Editor's Note: Like many of you, I am inundated with spam – no matter how I try to minimize the amount or frequency of this unwanted assault on my inbox. While the mailings that bypass my filters are deleted wholesale (along with the odd "important" e-mail that I accidentally erase), they are on occasion read – and sometimes provide content for my adult properties, and if appropriate, even at XBiz. The following is one such piece that came to me as an unwanted advertisement for an Internet marketing firm. While I won't reward their spam with a link, I will leave in the principal's name and company, and present this "interview" for your consideration: ~ Stephen
"An Nsider Interview"
Things have been busy these days, and it's getting harder to find time to stay on top of the ever-changing e-business landscape. Dave Hyers – EVP at Ecisive Corporation, an interactive firm that specializes in SEO strategies, high-end web design and application development – gave TheNsider the following insights:
TheNsider: Search Engine Optimization (SEO) and Cost-Per-Click (CPC) keyword advertising are two different approaches for achieving the same purpose: to drive targeted traffic or sales leads to a web site. So which way is your firm leaning these days?

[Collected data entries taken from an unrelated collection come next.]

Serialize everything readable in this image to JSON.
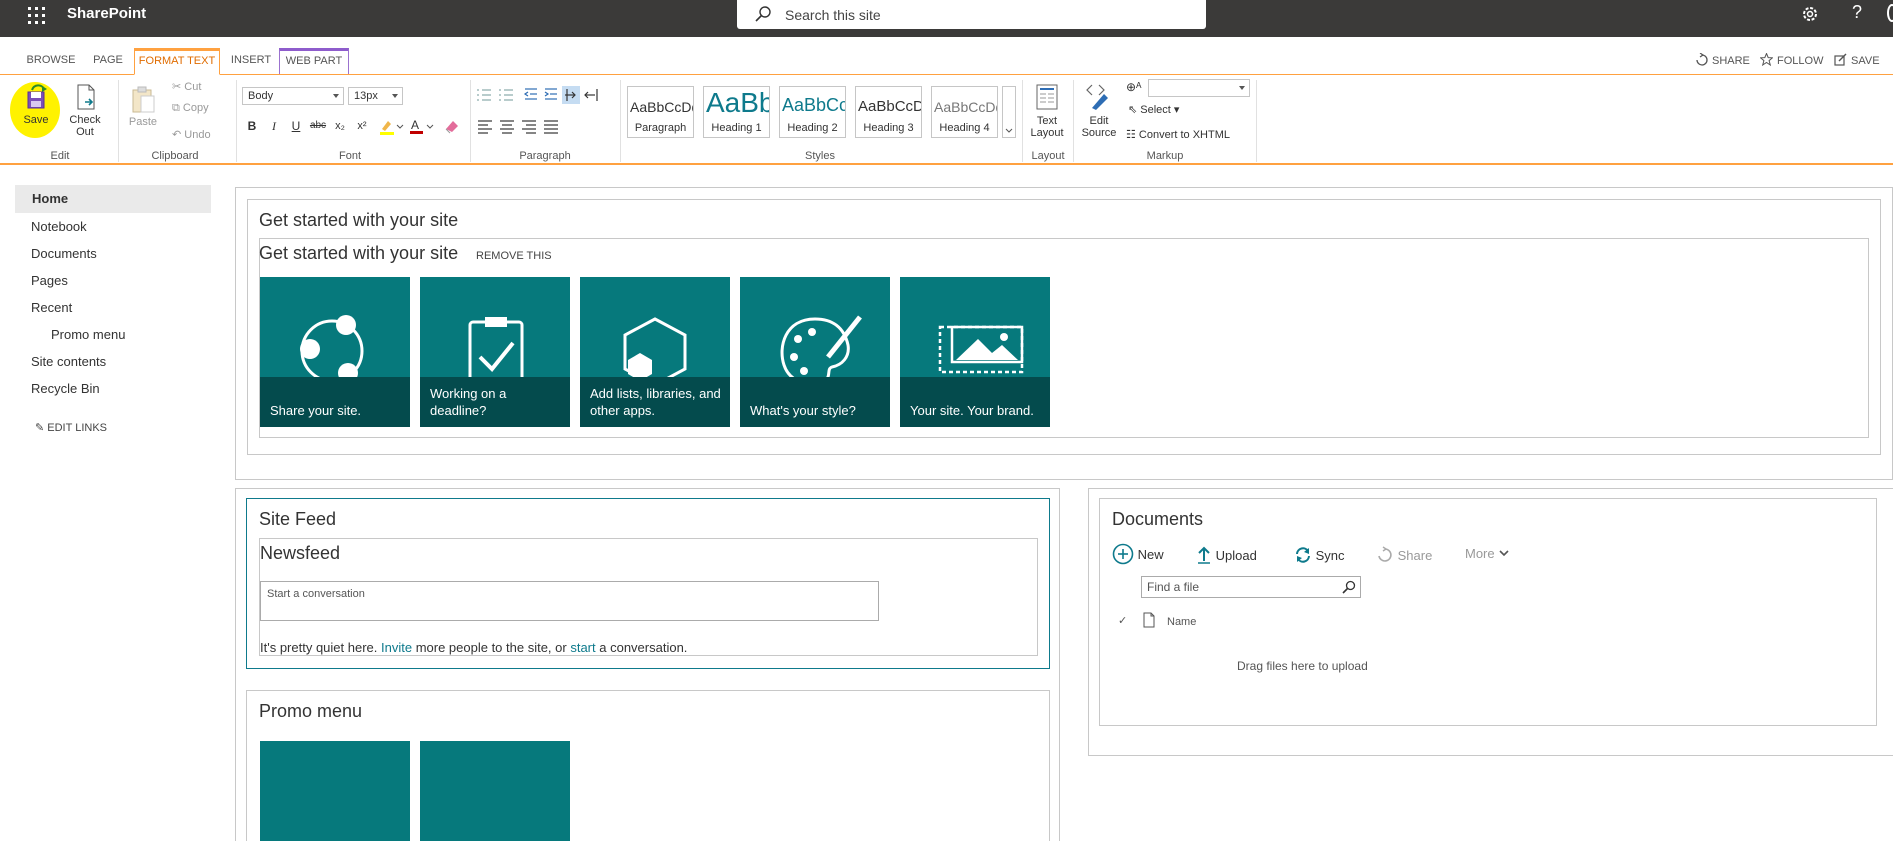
{
  "suite_bar": {
    "brand": "SharePoint",
    "search_placeholder": "Search this site",
    "help": "?"
  },
  "ribbon": {
    "tabs": [
      "BROWSE",
      "PAGE",
      "FORMAT TEXT",
      "INSERT",
      "WEB PART"
    ],
    "active_tab": "FORMAT TEXT",
    "top_actions": {
      "share": "SHARE",
      "follow": "FOLLOW",
      "save": "SAVE"
    },
    "edit": {
      "save": "Save",
      "check_out": "Check Out",
      "group": "Edit"
    },
    "clipboard": {
      "paste": "Paste",
      "cut": "Cut",
      "copy": "Copy",
      "undo": "Undo",
      "group": "Clipboard"
    },
    "font": {
      "style": "Body",
      "size": "13px",
      "bold": "B",
      "italic": "I",
      "underline": "U",
      "strike": "abc",
      "sub": "x₂",
      "sup": "x²",
      "group": "Font"
    },
    "paragraph": {
      "group": "Paragraph"
    },
    "styles": {
      "items": [
        {
          "sample": "AaBbCcDdE",
          "name": "Paragraph"
        },
        {
          "sample": "AaBb",
          "name": "Heading 1"
        },
        {
          "sample": "AaBbCc",
          "name": "Heading 2"
        },
        {
          "sample": "AaBbCcDc",
          "name": "Heading 3"
        },
        {
          "sample": "AaBbCcDdE",
          "name": "Heading 4"
        }
      ],
      "group": "Styles"
    },
    "layout": {
      "text_layout_1": "Text",
      "text_layout_2": "Layout",
      "group": "Layout"
    },
    "markup": {
      "edit_source_1": "Edit",
      "edit_source_2": "Source",
      "select": "Select",
      "convert": "Convert to XHTML",
      "group": "Markup"
    }
  },
  "nav": {
    "items": [
      "Home",
      "Notebook",
      "Documents",
      "Pages",
      "Recent",
      "Promo menu",
      "Site contents",
      "Recycle Bin"
    ],
    "edit_links": "EDIT LINKS"
  },
  "get_started": {
    "zone_title": "Get started with your site",
    "title": "Get started with your site",
    "remove": "REMOVE THIS",
    "tiles": [
      {
        "label": "Share your site.",
        "icon": "share-nodes-icon"
      },
      {
        "label": "Working on a deadline?",
        "icon": "clipboard-check-icon"
      },
      {
        "label": "Add lists, libraries, and other apps.",
        "icon": "hexagon-apps-icon"
      },
      {
        "label": "What's your style?",
        "icon": "palette-icon"
      },
      {
        "label": "Your site. Your brand.",
        "icon": "picture-brand-icon"
      }
    ]
  },
  "site_feed": {
    "title": "Site Feed",
    "newsfeed": "Newsfeed",
    "placeholder": "Start a conversation",
    "quiet_1": "It's pretty quiet here. ",
    "invite": "Invite",
    "quiet_2": " more people to the site, or ",
    "start": "start",
    "quiet_3": " a conversation."
  },
  "documents": {
    "title": "Documents",
    "new": "New",
    "upload": "Upload",
    "sync": "Sync",
    "share": "Share",
    "more": "More",
    "find_placeholder": "Find a file",
    "col_name": "Name",
    "drag": "Drag files here to upload"
  },
  "promo": {
    "title": "Promo menu"
  },
  "colors": {
    "teal": "#06797c",
    "teal_dark": "#044b4d",
    "accent": "#ffa140",
    "suite": "#3b3a39"
  }
}
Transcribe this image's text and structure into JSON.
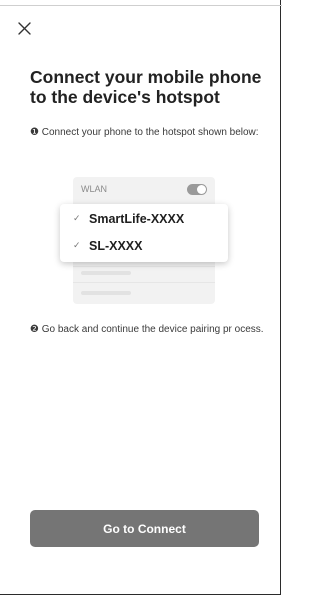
{
  "header": {
    "close_icon": "close-icon"
  },
  "title": "Connect your mobile phone to the device's hotspot",
  "steps": [
    {
      "marker": "❶",
      "text": "Connect your phone to the hotspot shown below:"
    },
    {
      "marker": "❷",
      "text": "Go back and continue the device pairing pr ocess."
    }
  ],
  "illustration": {
    "wlan_label": "WLAN",
    "toggle_on": true,
    "networks": [
      {
        "check": "✓",
        "name": "SmartLife-XXXX"
      },
      {
        "check": "✓",
        "name": "SL-XXXX"
      }
    ]
  },
  "action": {
    "label": "Go to Connect"
  },
  "colors": {
    "button": "#757575",
    "button_text": "#ffffff",
    "card_bg": "#f2f2f2"
  }
}
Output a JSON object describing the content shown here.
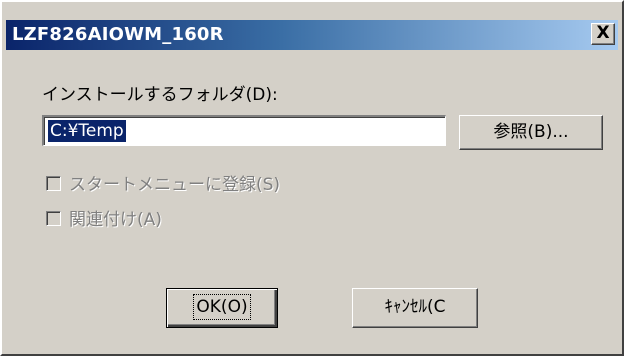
{
  "window": {
    "title": "LZF826AIOWM_160R",
    "close_glyph": "X"
  },
  "folder": {
    "label": "インストールするフォルダ(D):",
    "path_value": "C:¥Temp"
  },
  "buttons": {
    "browse": "参照(B)...",
    "ok": "OK(O)",
    "cancel": "ｷｬﾝｾﾙ(C"
  },
  "options": {
    "start_menu": {
      "label": "スタートメニューに登録(S)",
      "checked": false,
      "enabled": false
    },
    "associate": {
      "label": "関連付け(A)",
      "checked": false,
      "enabled": false
    }
  },
  "colors": {
    "title_start": "#0a246a",
    "title_end": "#a6caf0",
    "face": "#d4d0c8",
    "selection": "#0a246a",
    "disabled_text": "#808080"
  }
}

DH: Each has its strengths and weaknesses, and it is our experience that search engine marketing is most effective when both tactics are used in a complementary fashion. For example, one approach is to optimize a site for the most important keyword phrases that are searched frequently, and to do CPC keyword advertising on those keyword phrases that are less frequently searched. This is economically sound because SEO entails much more effort and should therefore be used on the most popular and timeless keyword phrases that will provide a quicker return on investment.
TheNsider: It seems everyone today is doing CPC keyword advertising, while few are engaged in SEO. What gives?
DH: That’s understandable. CPC advertising is easily understood, at least on a surface level. You create an ad for a keyword, bid it into a position where it will reach consumers, and pay for your click-throughs. SEO, on the other hand, is regarded by many as a mysterious, elusive black art. It also carries some negative connotations because, in years gone by, it was abused by cloaked pages and illegitimate directories. Now the tides have turned, more often than not, consumers will often skip the "sponsored listing" and opt for today’s more accurate organic listings instead.
TheNsider: It’s been said the CPC compared to SEO is somewhat analogous to advertising and public relations. Would you agree?
DH: Yes and definitely no. Advertising is a clear cut ad buy, whereas PR seeks to influence indirectly, oftentimes by influencing the objective editorial of media. But here’s where the analogy breaks down. Unlike public relations, which seems to defy measuring and tracking, SEO is highly measurable and certainly more cost effective. And it does the same thing as CPC advertising, which is to drive targeted traffic to your site through Internet search, only at a better ROI.
TheNsider: So what’s the bottom line?
DH: If we take SEO and CPC advertising as mutually exclusive marketing vehicles, SEO programs provide more value. One huge benefit for SEO it that it is a long-term solution. For a moderate upfront investment, you can climb to the top of the rankings and stay there – sometimes for up to a year depending on competition and market conditions. The drawback is that it can take up to three months to make that climb. CPC is more of a quick fix, instant gratification. The downside is that someone can and will outbid you. Then it takes more cash just to get the same results. In that sense it’s like an addiction. I’ve seen it happen before. It’s sad. What we do is provide a healthy marketing mix. We offer a Complimentary Ranking Report which will help business decision-makers get a better idea of where they are – and where they could be.
While I've made a few minor changes to the copy, the essence of the message is both valuable and informative; and although it was part of one of the best e-mail marketing pieces I've seen, it was at the end of the day just another hunk o' spam – but a tasty bit of spam nevertheless! Enjoy!